Question

Let $z=\frac{\sqrt{3}}{2}-\frac{i}{2}.$ Then the smallest positive integer $n$ such that $(z^{95}+i^{67}{)}^{94}=z^n$ is

Answer 1

From the hypothesis, we have
$z=\frac{\sqrt{3}}{2}-\frac{i}{2}=i(-\frac{1}{2}-\frac{i\sqrt{3}}{2})=i\omega$
where $\omega =-\frac{1}{2}-\frac{i\sqrt{3}}{2},$ which is a cube root of unity.

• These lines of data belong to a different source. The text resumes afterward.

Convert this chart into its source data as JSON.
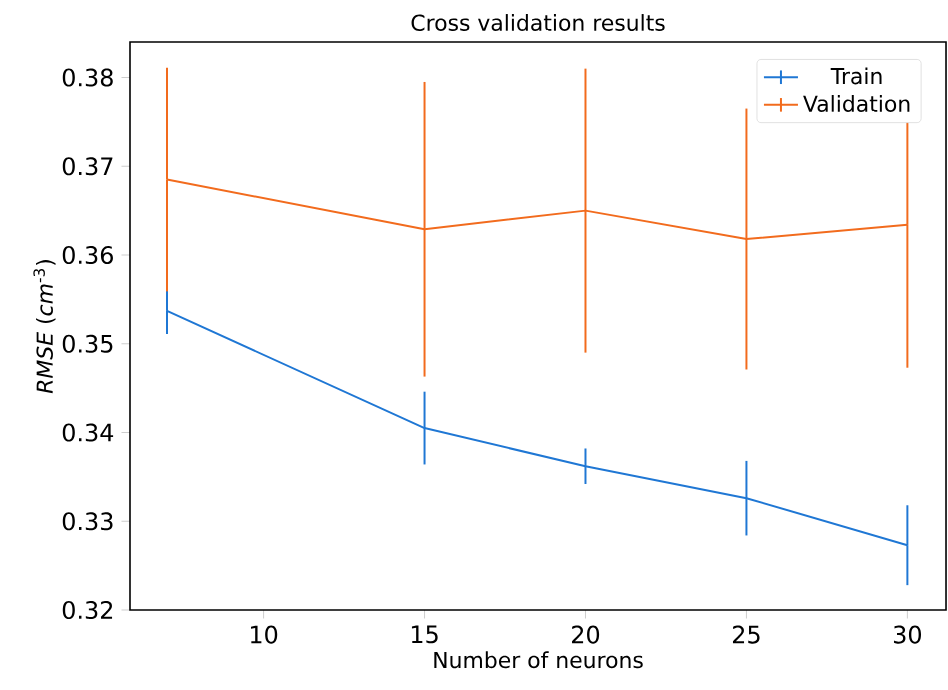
{
  "chart_data": {
    "type": "line",
    "title": "Cross validation results",
    "xlabel": "Number of neurons",
    "ylabel": "*RMSE* (*cm*$^{-3}$)",
    "x": [
      7,
      15,
      20,
      25,
      30
    ],
    "series": [
      {
        "name": "Train",
        "color": "#1f77d4",
        "values": [
          0.3537,
          0.3405,
          0.3362,
          0.3326,
          0.3273
        ],
        "errors": [
          0.0026,
          0.0041,
          0.002,
          0.0042,
          0.0045
        ]
      },
      {
        "name": "Validation",
        "color": "#f26b1d",
        "values": [
          0.3685,
          0.3629,
          0.365,
          0.3618,
          0.3634
        ],
        "errors": [
          0.0126,
          0.0166,
          0.016,
          0.0147,
          0.0161
        ]
      }
    ],
    "xlim": [
      5.85,
      31.2
    ],
    "ylim": [
      0.32,
      0.384
    ],
    "xticks": [
      10,
      15,
      20,
      25,
      30
    ],
    "yticks": [
      0.32,
      0.33,
      0.34,
      0.35,
      0.36,
      0.37,
      0.38
    ],
    "legend": "top right",
    "marker": "none",
    "line_style": "solid"
  }
}
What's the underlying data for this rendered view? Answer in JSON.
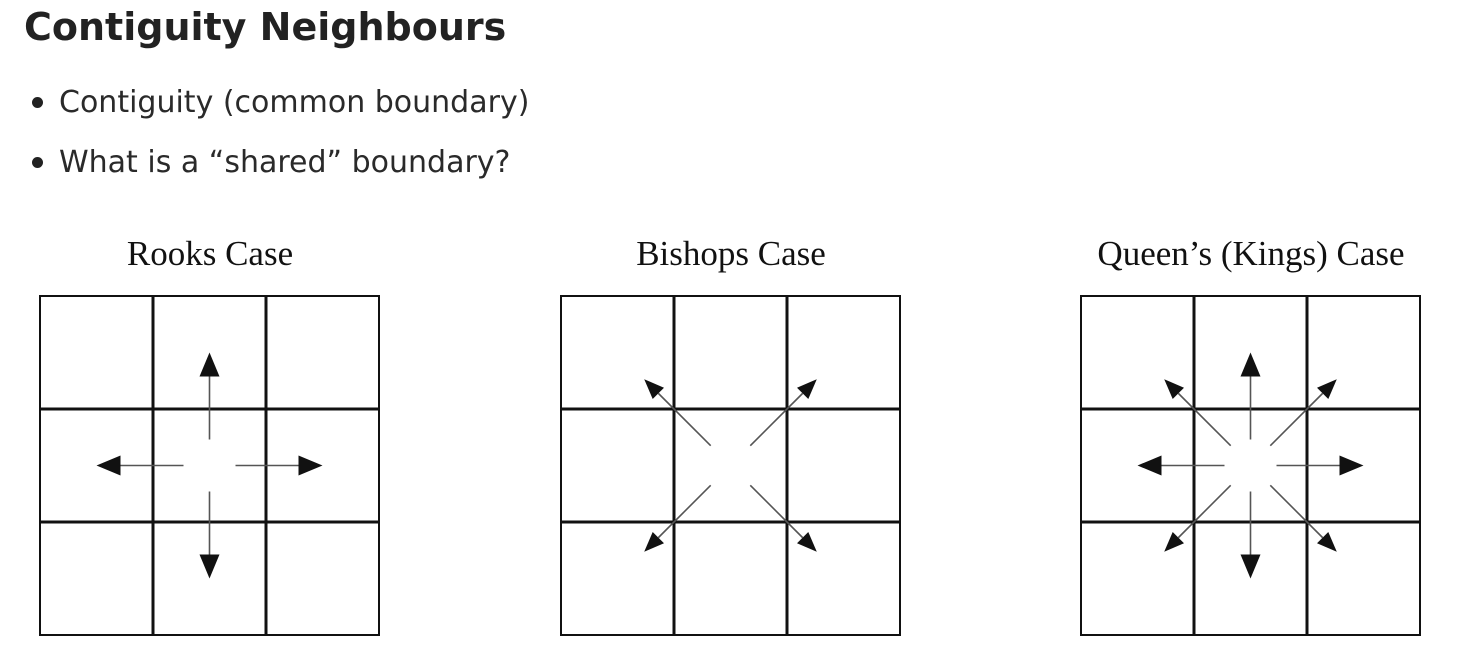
{
  "page": {
    "title": "Contiguity Neighbours"
  },
  "bullets": [
    "Contiguity (common boundary)",
    "What is a “shared” boundary?"
  ],
  "diagrams": [
    {
      "caption": "Rooks Case",
      "directions": [
        "N",
        "E",
        "S",
        "W"
      ]
    },
    {
      "caption": "Bishops Case",
      "directions": [
        "NE",
        "SE",
        "SW",
        "NW"
      ]
    },
    {
      "caption": "Queen’s (Kings) Case",
      "directions": [
        "N",
        "NE",
        "E",
        "SE",
        "S",
        "SW",
        "W",
        "NW"
      ]
    }
  ],
  "colors": {
    "text": "#222222",
    "line": "#111111",
    "background": "#ffffff"
  }
}
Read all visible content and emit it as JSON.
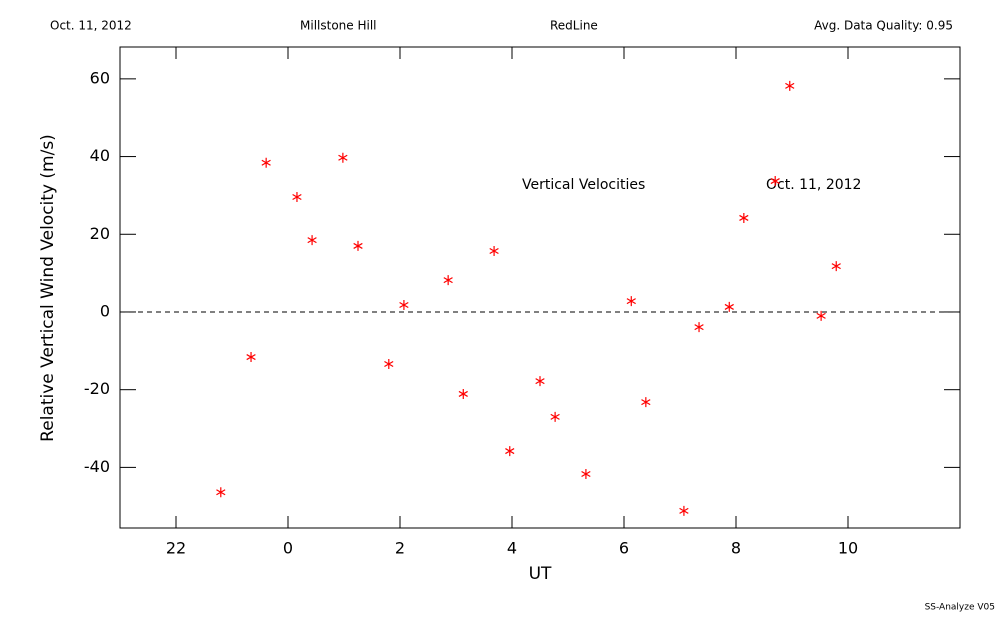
{
  "header": {
    "date": "Oct. 11, 2012",
    "site": "Millstone Hill",
    "line": "RedLine",
    "quality": "Avg. Data Quality: 0.95"
  },
  "footer": "SS-Analyze V05",
  "chart_data": {
    "type": "scatter",
    "xlabel": "UT",
    "ylabel": "Relative Vertical Wind Velocity (m/s)",
    "annotations": [
      "Vertical Velocities",
      "Oct. 11, 2012"
    ],
    "color": "#ff0000",
    "xlim": [
      21,
      36
    ],
    "ylim": [
      -55.6,
      68.2
    ],
    "xticks": [
      {
        "value": 22,
        "label": "22"
      },
      {
        "value": 24,
        "label": "0"
      },
      {
        "value": 26,
        "label": "2"
      },
      {
        "value": 28,
        "label": "4"
      },
      {
        "value": 30,
        "label": "6"
      },
      {
        "value": 32,
        "label": "8"
      },
      {
        "value": 34,
        "label": "10"
      }
    ],
    "yticks": [
      -40,
      -20,
      0,
      20,
      40,
      60
    ],
    "hline": 0,
    "x": [
      22.8,
      23.34,
      23.61,
      24.16,
      24.43,
      24.98,
      25.25,
      25.8,
      26.07,
      26.86,
      27.13,
      27.68,
      27.96,
      28.5,
      28.77,
      29.32,
      30.13,
      30.39,
      31.07,
      31.34,
      31.88,
      32.14,
      32.7,
      32.96,
      33.52,
      33.79
    ],
    "values": [
      -46.4,
      -11.6,
      38.4,
      29.6,
      18.5,
      39.7,
      17.0,
      -13.4,
      1.8,
      8.2,
      -21.1,
      15.7,
      -35.8,
      -17.8,
      -27.0,
      -41.7,
      2.8,
      -23.2,
      -51.2,
      -3.9,
      1.3,
      24.2,
      33.7,
      58.2,
      -1.0,
      11.8
    ]
  }
}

Now, $z^{95}=(i\omega {)}^{95}=-i{\omega }^2$
and $i^{67}=i^3=-i$
Therefore, $z^{95}+i^{67}=-i(1+{\omega }^2)=(-i)(-\omega )=i\omega$
$\Rightarrow (z^{95}+i^{67}{)}^{94}=(i\omega {)}^{94}=i^2\omega =-\omega$

Now, $-\omega =z^n=(i\omega {)}^n$
$\Rightarrow i^n\cdot {\omega }^{n-1}=-1$
$\Rightarrow n=2,6,10,14,\dots \dots$
and $n-1=3,6,9,\dots \dots$
Hence, $n=10$ is the required least positive integer.